The U.S. Supreme Court announced it will hear oral arguments in a Wisconsin case (Gill v. Whitford) on partisan gerrymandering, a highly watched case that could significantly alter the way congressional and legislative districts are drawn.
In November, a three-judge federal panel struck down the state Assembly’s districts after finding the maps were “intended to burden the representational rights of Democratic voters … by impeding their ability to translate their votes into legislative seats.” The court ruled that the “discriminatory effect is not explained by the political geography of Wisconsin” and thus “constitutes an unconstitutional political gerrymander.” The ruling does not touch on Senate districts, but they will be changed because each is comprised by three Assembly districts.
According to the Brennan Center, this marked the first time a federal court has ruled in favor of plaintiffs asserting a partisan gerrymandering argument in more than 30 years. The issue most recently came before the Supreme Court about 15 years ago, but the Justices failed to define a standard for passing constitutional muster.

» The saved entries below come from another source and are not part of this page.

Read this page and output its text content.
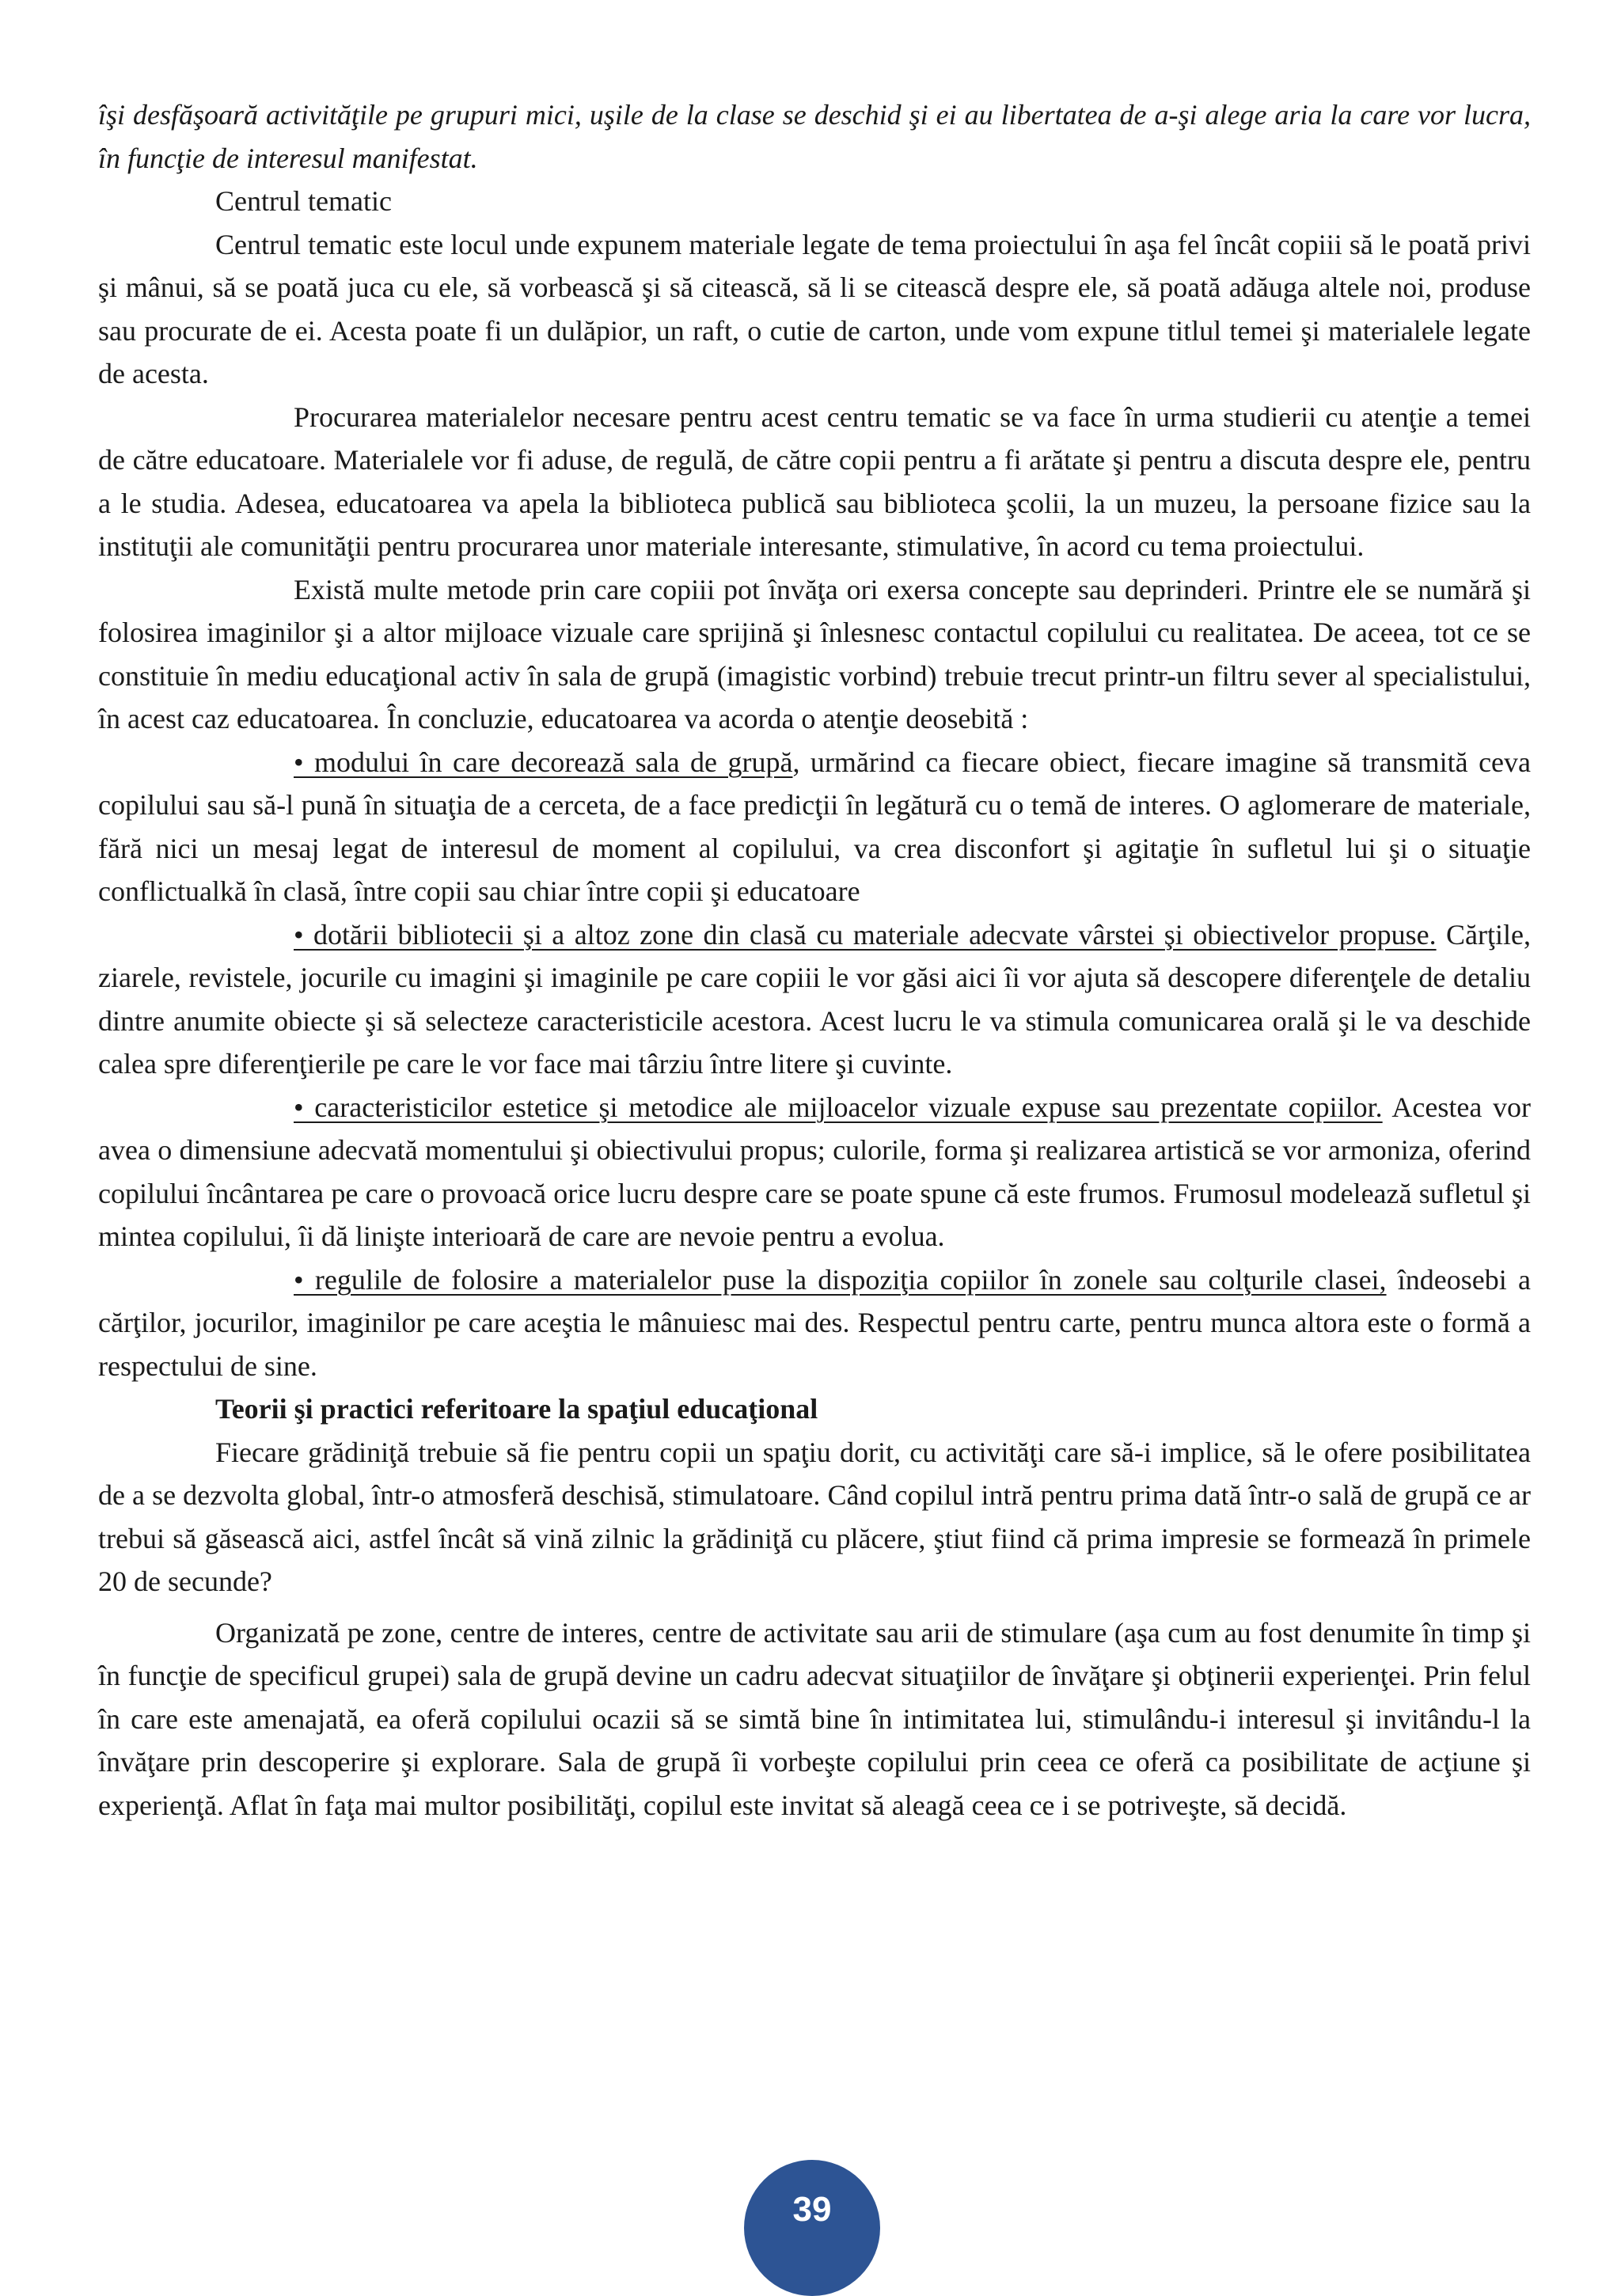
îşi desfăşoară activităţile pe grupuri mici, uşile de la clase se deschid şi ei au libertatea de a-şi alege aria la care vor lucra, în funcţie de interesul manifestat.

Centrul tematic

Centrul tematic este locul unde expunem materiale legate de tema proiectului în aşa fel încât copiii să le poată privi şi mânui, să se poată juca cu ele, să vorbească şi să citească, să li se citească despre ele, să poată adăuga altele noi, produse sau procurate de ei. Acesta poate fi un dulăpior, un raft, o cutie de carton, unde vom expune titlul temei şi materialele legate de acesta.

Procurarea materialelor necesare pentru acest centru tematic se va face în urma studierii cu atenţie a temei de către educatoare. Materialele vor fi aduse, de regulă, de către copii pentru a fi arătate şi pentru a discuta despre ele, pentru a le studia. Adesea, educatoarea va apela la biblioteca publică sau biblioteca şcolii, la un muzeu, la persoane fizice sau la instituţii ale comunităţii pentru procurarea unor materiale interesante, stimulative, în acord cu tema proiectului.

Există multe metode prin care copiii pot învăţa ori exersa concepte sau deprinderi. Printre ele se numără şi folosirea imaginilor şi a altor mijloace vizuale care sprijină şi înlesnesc contactul copilului cu realitatea. De aceea, tot ce se constituie în mediu educaţional activ în sala de grupă (imagistic vorbind) trebuie trecut printr-un filtru sever al specialistului, în acest caz educatoarea. În concluzie, educatoarea va acorda o atenţie deosebită :

• modului în care decorează sala de grupă, urmărind ca fiecare obiect, fiecare imagine să transmită ceva copilului sau să-l pună în situaţia de a cerceta, de a face predicţii în legătură cu o temă de interes. O aglomerare de materiale, fără nici un mesaj legat de interesul de moment al copilului, va crea disconfort şi agitaţie în sufletul lui şi o situaţie conflictualkă în clasă, între copii sau chiar între copii şi educatoare

• dotării bibliotecii şi a altoz zone din clasă cu materiale adecvate vârstei şi obiectivelor propuse. Cărţile, ziarele, revistele, jocurile cu imagini şi imaginile pe care copiii le vor găsi aici îi vor ajuta să descopere diferenţele de detaliu dintre anumite obiecte şi să selecteze caracteristicile acestora. Acest lucru le va stimula comunicarea orală şi le va deschide calea spre diferenţierile pe care le vor face mai târziu între litere şi cuvinte.

• caracteristicilor estetice şi metodice ale mijloacelor vizuale expuse sau prezentate copiilor. Acestea vor avea o dimensiune adecvată momentului şi obiectivului propus; culorile, forma şi realizarea artistică se vor armoniza, oferind copilului încântarea pe care o provoacă orice lucru despre care se poate spune că este frumos. Frumosul modelează sufletul şi mintea copilului, îi dă linişte interioară de care are nevoie pentru a evolua.

• regulile de folosire a materialelor puse la dispoziţia copiilor în zonele sau colţurile clasei, îndeosebi a cărţilor, jocurilor, imaginilor pe care aceştia le mânuiesc mai des. Respectul pentru carte, pentru munca altora este o formă a respectului de sine.

Teorii şi practici referitoare la spaţiul educaţional

Fiecare grădiniţă trebuie să fie pentru copii un spaţiu dorit, cu activităţi care să-i implice, să le ofere posibilitatea de a se dezvolta global, într-o atmosferă deschisă, stimulatoare. Când copilul intră pentru prima dată într-o sală de grupă ce ar trebui să găsească aici, astfel încât să vină zilnic la grădiniţă cu plăcere, ştiut fiind că prima impresie se formează în primele 20 de secunde?

Organizată pe zone, centre de interes, centre de activitate sau arii de stimulare (aşa cum au fost denumite în timp şi în funcţie de specificul grupei) sala de grupă devine un cadru adecvat situaţiilor de învăţare şi obţinerii experienţei. Prin felul în care este amenajată, ea oferă copilului ocazii să se simtă bine în intimitatea lui, stimulându-i interesul şi invitându-l la învăţare prin descoperire şi explorare. Sala de grupă îi vorbeşte copilului prin ceea ce oferă ca posibilitate de acţiune şi experienţă. Aflat în faţa mai multor posibilităţi, copilul este invitat să aleagă ceea ce i se potriveşte, să decidă.

39
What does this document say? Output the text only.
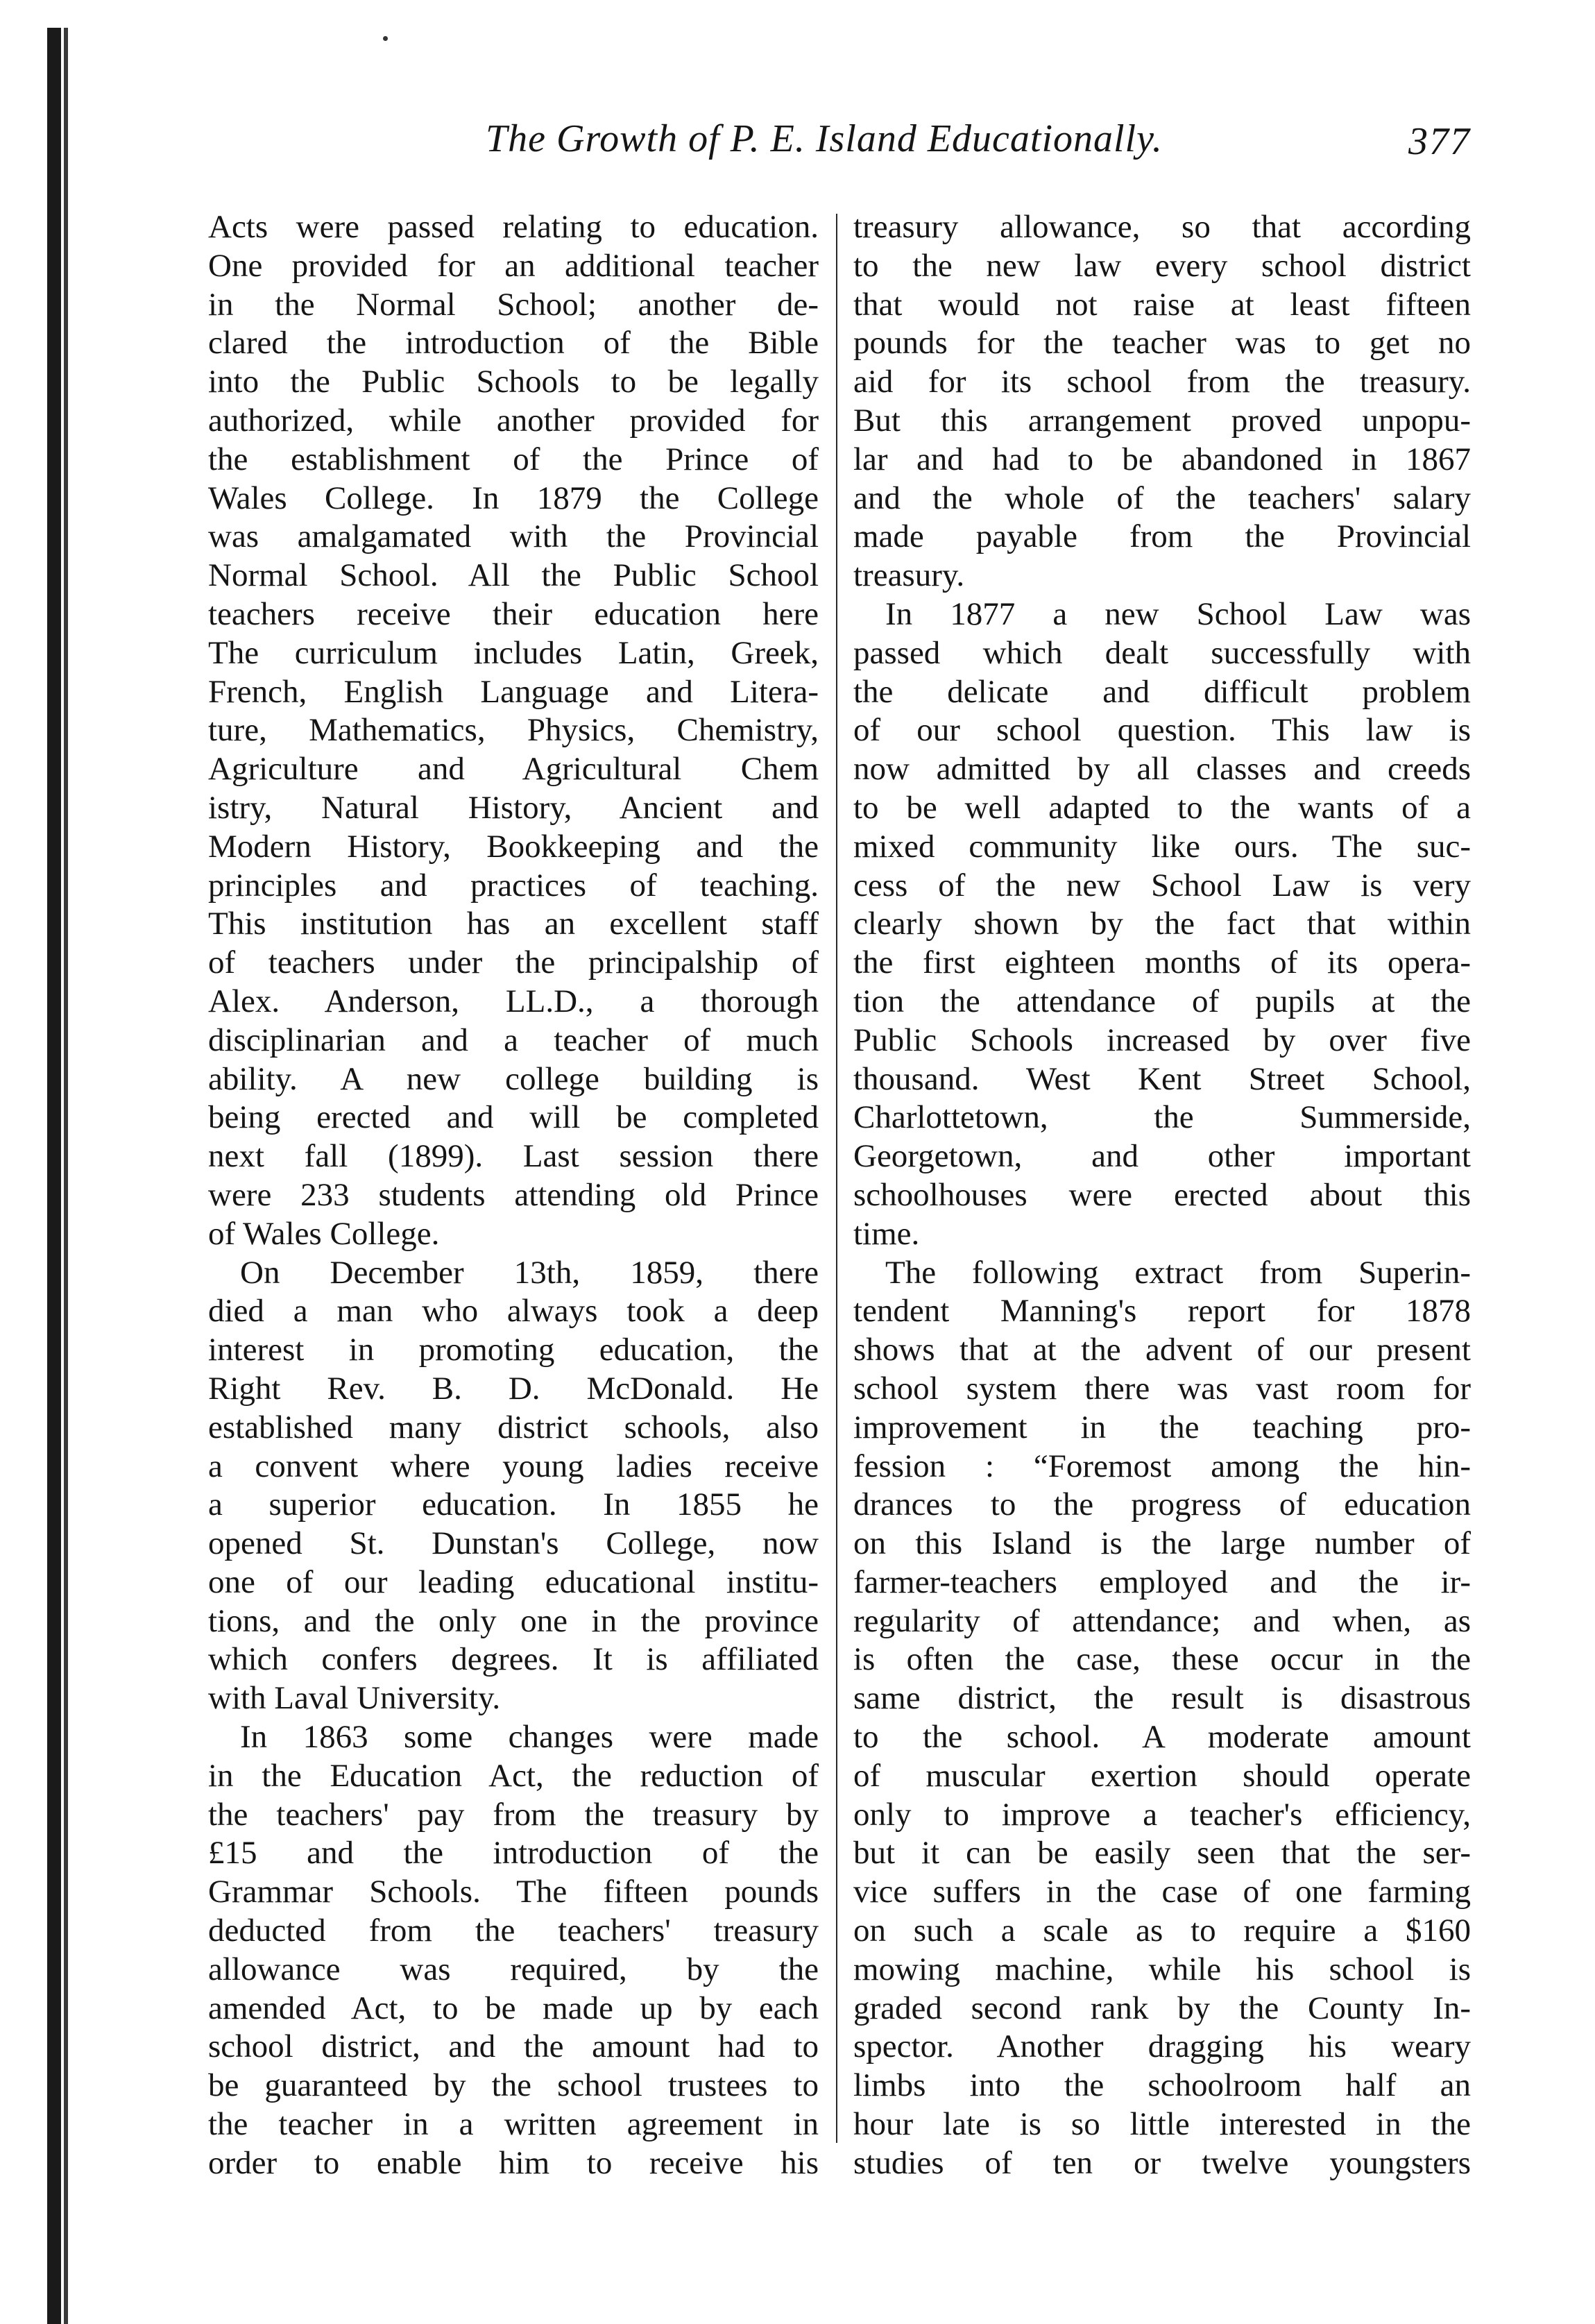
The Growth of P. E. Island Educationally.	377
Acts were passed relating to education.
One provided for an additional teacher
in the Normal School; another de-
clared the introduction of the Bible
into the Public Schools to be legally
authorized, while another provided for
the establishment of the Prince of
Wales College. In 1879 the College
was amalgamated with the Provincial
Normal School. All the Public School
teachers receive their education here
The curriculum includes Latin, Greek,
French, English Language and Litera-
ture, Mathematics, Physics, Chemistry,
Agriculture and Agricultural Chem
istry, Natural History, Ancient and
Modern History, Bookkeeping and the
principles and practices of teaching.
This institution has an excellent staff
of teachers under the principalship of
Alex. Anderson, LL.D., a thorough
disciplinarian and a teacher of much
ability. A new college building is
being erected and will be completed
next fall (1899). Last session there
were 233 students attending old Prince
of Wales College.
On December 13th, 1859, there
died a man who always took a deep
interest in promoting education, the
Right Rev. B. D. McDonald. He
established many district schools, also
a convent where young ladies receive
a superior education. In 1855 he
opened St. Dunstan's College, now
one of our leading educational institu-
tions, and the only one in the province
which confers degrees. It is affiliated
with Laval University.
In 1863 some changes were made
in the Education Act, the reduction of
the teachers' pay from the treasury by
£15 and the introduction of the
Grammar Schools. The fifteen pounds
deducted from the teachers' treasury
allowance was required, by the
amended Act, to be made up by each
school district, and the amount had to
be guaranteed by the school trustees to
the teacher in a written agreement in
order to enable him to receive his
treasury allowance, so that according
to the new law every school district
that would not raise at least fifteen
pounds for the teacher was to get no
aid for its school from the treasury.
But this arrangement proved unpopu-
lar and had to be abandoned in 1867
and the whole of the teachers' salary
made payable from the Provincial
treasury.
In 1877 a new School Law was
passed which dealt successfully with
the delicate and difficult problem
of our school question. This law is
now admitted by all classes and creeds
to be well adapted to the wants of a
mixed community like ours. The suc-
cess of the new School Law is very
clearly shown by the fact that within
the first eighteen months of its opera-
tion the attendance of pupils at the
Public Schools increased by over five
thousand. West Kent Street School,
Charlottetown, the Summerside,
Georgetown, and other important
schoolhouses were erected about this
time.
The following extract from Superin-
tendent Manning's report for 1878
shows that at the advent of our present
school system there was vast room for
improvement in the teaching pro-
fession : “Foremost among the hin-
drances to the progress of education
on this Island is the large number of
farmer-teachers employed and the ir-
regularity of attendance; and when, as
is often the case, these occur in the
same district, the result is disastrous
to the school. A moderate amount
of muscular exertion should operate
only to improve a teacher's efficiency,
but it can be easily seen that the ser-
vice suffers in the case of one farming
on such a scale as to require a $160
mowing machine, while his school is
graded second rank by the County In-
spector. Another dragging his weary
limbs into the schoolroom half an
hour late is so little interested in the
studies of ten or twelve youngsters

SCOTUS also stayed the lower court’s judgment on a 5-4 vote with Justices Breyer, Ginsburg, Kagan and Sotomayor voting to deny the stay. The stay effectively blocks a requirement that the state redraw its districts by November 1, greatly increasing the odds that the current maps will stay in place for the 2018 elections.
Republicans hold 64 of the 99 seats in the Assembly and 20 of the 33 seats in the state senate. Yet, Democratic candidates collectively received more votes statewide than Republicans. Plaintiffs argued that many of these votes were “wasted” in non-competitive, heavily Democratic districts.
The case could have significant impacts in Texas, where 40 of the 150 House districts saw straight-party advantages in excess of 20K votes in the 2016 general election.